Несмотря на скудное питание, к которому приговорил себя достойный анахорет, он с должным вниманием отнесся к этому помещению, занимающему столь важное место в жилищах остальных особей того биологического вида, к какому он принадлежал; похоже, именно эту часть своего скита он — разумеется, из совершенно бескорыстных побуждений — отделал с наибольшим старанием. Когда мы вошли на кухню, у нас вполне могла мелькнуть мысль, что нам довелось попасть в одну из тех пещер, какие гений Вальтера Скотта создал в горах Шотландии, поселив в ней старуху-колдунью и ее слабоумного сына. В самом деле, под колпаком огромного камина, дым от которого уходил в отвесную трубу высотой в восемьдесят восемь футов, выдолбленную в скале, сидела пожилая женщина; она чистила овощи, которые уже поджидал кипящий котел, а напротив нее расположился здоровенный малый лет двадцати шести: он сидел на камне, вытянув ноги и не обращая внимания на то, что они попали в лужу воды, которая во время грозы натекла из камина, и был охвачен лишь одним желанием — найти хоть что-нибудь съедобное в тех очистках, какие бросала ему мать, а он поочередно изучал с педантичностью обезьяны, отыскивающей лакомый кусочек. На миг мы замерли у входа, созерцая эту картину, освещенную лишь красноватыми отблесками пылающего очага, в котором потрескивала, стоя во весь рост и пылая снизу доверху, свежесрубленная зеленая ель с ветвями, покрытыми хвоей. Понадобился бы Рембрандт, чтобы запечатлеть на полотне жаркие тона и живописный колорит этой диковинной картины; лишь он один мог бы передать поэтическое очарование этой завораживающей сцены; лишь он один мог бы точно уловить все оттенки этого яркого смолистого огня, отблески которого отражались на морщинистом лице старухи и играли в серебристых завитках ее волос, тогда как, падая лишь на профиль парня, они оставляли во мраке одну половину его лица и выхватывали из темноты другую.

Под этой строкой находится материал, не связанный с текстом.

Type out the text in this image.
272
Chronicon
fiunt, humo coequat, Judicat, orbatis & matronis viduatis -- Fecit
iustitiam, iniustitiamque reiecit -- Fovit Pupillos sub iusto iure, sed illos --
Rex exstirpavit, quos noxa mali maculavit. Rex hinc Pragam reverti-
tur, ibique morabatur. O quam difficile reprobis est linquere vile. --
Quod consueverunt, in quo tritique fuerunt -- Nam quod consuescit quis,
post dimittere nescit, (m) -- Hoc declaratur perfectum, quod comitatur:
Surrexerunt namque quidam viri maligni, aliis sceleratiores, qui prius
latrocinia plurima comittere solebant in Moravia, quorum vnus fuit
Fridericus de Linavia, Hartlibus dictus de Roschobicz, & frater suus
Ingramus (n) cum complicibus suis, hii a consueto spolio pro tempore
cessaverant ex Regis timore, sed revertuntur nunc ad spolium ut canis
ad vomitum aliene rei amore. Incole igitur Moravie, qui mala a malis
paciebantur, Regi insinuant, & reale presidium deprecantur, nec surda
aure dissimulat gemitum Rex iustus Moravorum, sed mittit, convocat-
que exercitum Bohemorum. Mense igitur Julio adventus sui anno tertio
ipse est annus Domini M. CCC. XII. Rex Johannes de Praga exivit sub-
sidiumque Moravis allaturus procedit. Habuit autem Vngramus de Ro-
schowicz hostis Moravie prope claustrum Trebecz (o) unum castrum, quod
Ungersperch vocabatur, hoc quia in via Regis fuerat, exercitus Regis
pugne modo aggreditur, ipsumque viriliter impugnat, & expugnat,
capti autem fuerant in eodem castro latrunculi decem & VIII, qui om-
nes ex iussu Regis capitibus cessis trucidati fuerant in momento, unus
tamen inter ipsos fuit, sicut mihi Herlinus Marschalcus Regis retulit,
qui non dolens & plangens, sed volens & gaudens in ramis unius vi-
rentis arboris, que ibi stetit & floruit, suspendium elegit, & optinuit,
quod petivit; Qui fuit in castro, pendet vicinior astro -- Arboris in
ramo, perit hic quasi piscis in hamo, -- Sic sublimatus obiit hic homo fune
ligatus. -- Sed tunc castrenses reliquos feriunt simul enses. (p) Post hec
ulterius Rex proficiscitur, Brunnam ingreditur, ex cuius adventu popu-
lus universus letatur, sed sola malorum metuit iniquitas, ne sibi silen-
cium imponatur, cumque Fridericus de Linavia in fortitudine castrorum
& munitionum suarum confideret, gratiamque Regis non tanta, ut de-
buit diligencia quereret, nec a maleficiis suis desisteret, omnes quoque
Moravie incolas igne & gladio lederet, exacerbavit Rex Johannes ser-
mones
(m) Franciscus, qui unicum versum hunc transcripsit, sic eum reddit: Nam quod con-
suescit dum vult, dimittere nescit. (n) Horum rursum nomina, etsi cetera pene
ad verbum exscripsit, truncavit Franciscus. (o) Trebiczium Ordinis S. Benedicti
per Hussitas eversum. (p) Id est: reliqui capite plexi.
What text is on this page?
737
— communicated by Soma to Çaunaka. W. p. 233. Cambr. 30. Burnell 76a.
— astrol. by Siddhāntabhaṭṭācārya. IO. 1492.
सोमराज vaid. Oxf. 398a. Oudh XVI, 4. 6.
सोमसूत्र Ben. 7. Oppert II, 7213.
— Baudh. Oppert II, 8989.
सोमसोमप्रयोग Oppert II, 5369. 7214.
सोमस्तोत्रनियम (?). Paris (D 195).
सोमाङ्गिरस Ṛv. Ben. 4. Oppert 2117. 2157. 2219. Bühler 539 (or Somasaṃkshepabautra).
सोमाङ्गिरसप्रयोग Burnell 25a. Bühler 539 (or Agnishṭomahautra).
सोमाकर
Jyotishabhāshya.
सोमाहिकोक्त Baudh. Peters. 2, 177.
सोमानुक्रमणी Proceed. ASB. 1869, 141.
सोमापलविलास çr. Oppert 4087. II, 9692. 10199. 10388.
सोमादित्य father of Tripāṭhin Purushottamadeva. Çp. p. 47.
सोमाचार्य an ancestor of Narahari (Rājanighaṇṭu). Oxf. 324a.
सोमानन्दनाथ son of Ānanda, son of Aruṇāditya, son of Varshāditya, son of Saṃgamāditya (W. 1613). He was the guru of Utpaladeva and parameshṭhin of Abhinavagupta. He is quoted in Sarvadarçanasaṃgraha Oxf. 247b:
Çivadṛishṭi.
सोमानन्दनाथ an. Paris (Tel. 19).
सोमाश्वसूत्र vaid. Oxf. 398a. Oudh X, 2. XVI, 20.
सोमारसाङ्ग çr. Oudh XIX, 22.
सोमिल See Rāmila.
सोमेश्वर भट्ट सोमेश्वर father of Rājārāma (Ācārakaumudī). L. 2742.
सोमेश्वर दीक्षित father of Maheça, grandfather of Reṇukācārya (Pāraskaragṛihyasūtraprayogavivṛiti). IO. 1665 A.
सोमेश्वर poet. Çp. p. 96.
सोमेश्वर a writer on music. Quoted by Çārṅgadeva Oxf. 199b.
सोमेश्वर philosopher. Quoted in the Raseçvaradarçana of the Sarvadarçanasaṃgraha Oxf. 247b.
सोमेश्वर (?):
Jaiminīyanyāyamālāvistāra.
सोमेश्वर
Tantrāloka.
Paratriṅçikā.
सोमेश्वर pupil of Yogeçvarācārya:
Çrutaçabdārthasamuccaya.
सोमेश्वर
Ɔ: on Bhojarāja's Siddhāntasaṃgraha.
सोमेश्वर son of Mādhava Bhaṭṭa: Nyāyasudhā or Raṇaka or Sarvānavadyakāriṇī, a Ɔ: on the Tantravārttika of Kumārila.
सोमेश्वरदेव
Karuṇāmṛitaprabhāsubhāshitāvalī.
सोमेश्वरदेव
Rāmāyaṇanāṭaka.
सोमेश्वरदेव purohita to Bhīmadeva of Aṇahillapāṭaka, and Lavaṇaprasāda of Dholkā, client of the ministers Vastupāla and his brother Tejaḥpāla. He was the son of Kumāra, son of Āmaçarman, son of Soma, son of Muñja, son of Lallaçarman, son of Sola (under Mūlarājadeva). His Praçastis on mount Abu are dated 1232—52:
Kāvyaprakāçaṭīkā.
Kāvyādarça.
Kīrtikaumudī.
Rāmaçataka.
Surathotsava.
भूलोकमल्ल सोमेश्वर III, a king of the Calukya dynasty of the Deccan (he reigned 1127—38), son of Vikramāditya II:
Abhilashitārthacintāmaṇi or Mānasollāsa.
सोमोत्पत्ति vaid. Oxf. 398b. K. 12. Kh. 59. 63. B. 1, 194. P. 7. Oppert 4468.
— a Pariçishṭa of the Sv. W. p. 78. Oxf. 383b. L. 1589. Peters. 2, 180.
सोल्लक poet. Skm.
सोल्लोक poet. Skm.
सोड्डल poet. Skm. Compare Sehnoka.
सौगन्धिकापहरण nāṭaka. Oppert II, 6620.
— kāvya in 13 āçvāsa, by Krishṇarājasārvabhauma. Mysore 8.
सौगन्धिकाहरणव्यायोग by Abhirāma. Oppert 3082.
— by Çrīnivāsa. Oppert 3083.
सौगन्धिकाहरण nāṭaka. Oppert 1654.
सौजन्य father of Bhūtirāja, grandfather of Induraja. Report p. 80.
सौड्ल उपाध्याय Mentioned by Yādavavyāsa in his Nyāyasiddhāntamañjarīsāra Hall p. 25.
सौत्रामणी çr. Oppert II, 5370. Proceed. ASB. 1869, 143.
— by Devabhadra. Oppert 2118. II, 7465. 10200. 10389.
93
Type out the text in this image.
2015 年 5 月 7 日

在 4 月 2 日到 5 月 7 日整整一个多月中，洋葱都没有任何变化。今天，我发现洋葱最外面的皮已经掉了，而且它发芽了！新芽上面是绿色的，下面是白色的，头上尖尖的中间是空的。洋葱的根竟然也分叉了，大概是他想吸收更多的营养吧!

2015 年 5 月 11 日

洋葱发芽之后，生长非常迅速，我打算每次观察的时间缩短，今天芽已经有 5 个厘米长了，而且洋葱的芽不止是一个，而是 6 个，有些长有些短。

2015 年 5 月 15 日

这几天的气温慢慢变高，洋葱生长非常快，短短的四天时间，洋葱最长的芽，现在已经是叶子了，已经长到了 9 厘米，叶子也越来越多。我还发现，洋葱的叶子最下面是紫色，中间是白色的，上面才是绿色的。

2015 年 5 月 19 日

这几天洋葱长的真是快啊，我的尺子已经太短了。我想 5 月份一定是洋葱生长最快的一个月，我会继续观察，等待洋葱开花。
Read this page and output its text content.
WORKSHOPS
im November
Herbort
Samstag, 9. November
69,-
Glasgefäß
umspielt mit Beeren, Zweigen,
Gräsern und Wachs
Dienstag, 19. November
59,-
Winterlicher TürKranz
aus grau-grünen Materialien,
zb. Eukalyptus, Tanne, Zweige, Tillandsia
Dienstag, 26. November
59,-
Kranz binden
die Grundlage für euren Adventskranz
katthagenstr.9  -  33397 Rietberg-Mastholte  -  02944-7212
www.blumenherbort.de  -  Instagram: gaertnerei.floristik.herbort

Мы вошли на кухню бесшумно, но мать уловила наше движение и подняла глаза; ослепленная ярким светом находившегося рядом с ней камина, она приставила к ним ладонь и увидела, как мы стоим, сгрудившись, в дверях. Протянув к сыну ногу, она с силой толкнула его, отвлекая от занятия, в которое он был полностью погружен. Полагаю, что на плохом немецком она велела ему показать нам скит, ибо парень взял из очага пылающую еловую ветвь, с болезненной медлительностью поднялся и на какое-то мгновение застыл без движения посреди лужи воды, почти превратившейся в жидкую грязь из-за смеси пепла и сажи, которую стекающая по дымоходу вода увлекла вслед за собой, а затем, с глупым видом взглянув на нас, зевнул, потянулся и направился к нам. Он заговорил с нами, произнеся несколько гортанных и невнятных звуков, явно не принадлежавших ни к одному человеческому наречию, но, поскольку он указывал рукой, сжимавшей факел, в сторону остальных комнат, мы догадались, что он приглашает нас начать осмотр, и последовали за ним. Он подвел нас к коридору длиной в восемьдесят футов и шириной в четырнадцать, назначение которого мы никак не могли понять. Этот коридор освещали четыре окна, напоминавшие амбразуры и пробитые на разную глубину в зависимости от того, насколько далеко в этом месте выступала наружу скала. Идиот, сопровождавший нас, поднес факел к двери и без всяких объяснений, сопровождая свои действия лишь мычанием, повторявшимся всякий раз, когда он хотел на что-то обратить наше внимание, указал кончиком пальца на полустершуюся карандашную надпись. С трудом различая написание букв, мы смогли, тем не менее, прочесть имя Марии Луизы, дочери германских цезарей, которая, будучи в то время женой императора и матерью короля, посетила этот скит в 1813 году и написала здесь свое имя, ныне почти стершееся из истории, подобно тому, как эта надпись почти стерлась с двери.

По этому коридору мы прошли в спальню отшельника, последнюю комнату этих причудливых покоев. Его деревянная кровать, на которой лежали матрас и одеяло, служила теперь постелью для старухи, а брошенная рядом на сыром полу кучка соломы, которой было бы недостаточно ни для лошади на конюшне, ни для собаки в конуре, служила подстилкой для слабоумного парня. Здесь эти несчастные проводят свои дни, живя на ту милостыню, какую им подают любопытные путешественники, приезжающие сюда посмотреть их странное жилище.

Длина пещеры, вырубленной в скале отшельником, составляет триста шестьдесят пять футов; он остановился на этой цифре в память о количестве дней в году. Высота свода в любой точке равна четырнадцати футам.

Вернувшись в комнату, смежную с часовней, мы спустились по лестнице в восемнадцать ступеней, которая привела нас в сад, где росло несколько чахлых овощных растений: за ними ухаживал парень, служивший нам проводником. Указующий жест, сопровождаемый уже привычным мычанием, заставил нас повернуть головы к углублению в скале: в этом месте на поверхность выходил источник чистейшей воды; он назывался «Погреб отшельника».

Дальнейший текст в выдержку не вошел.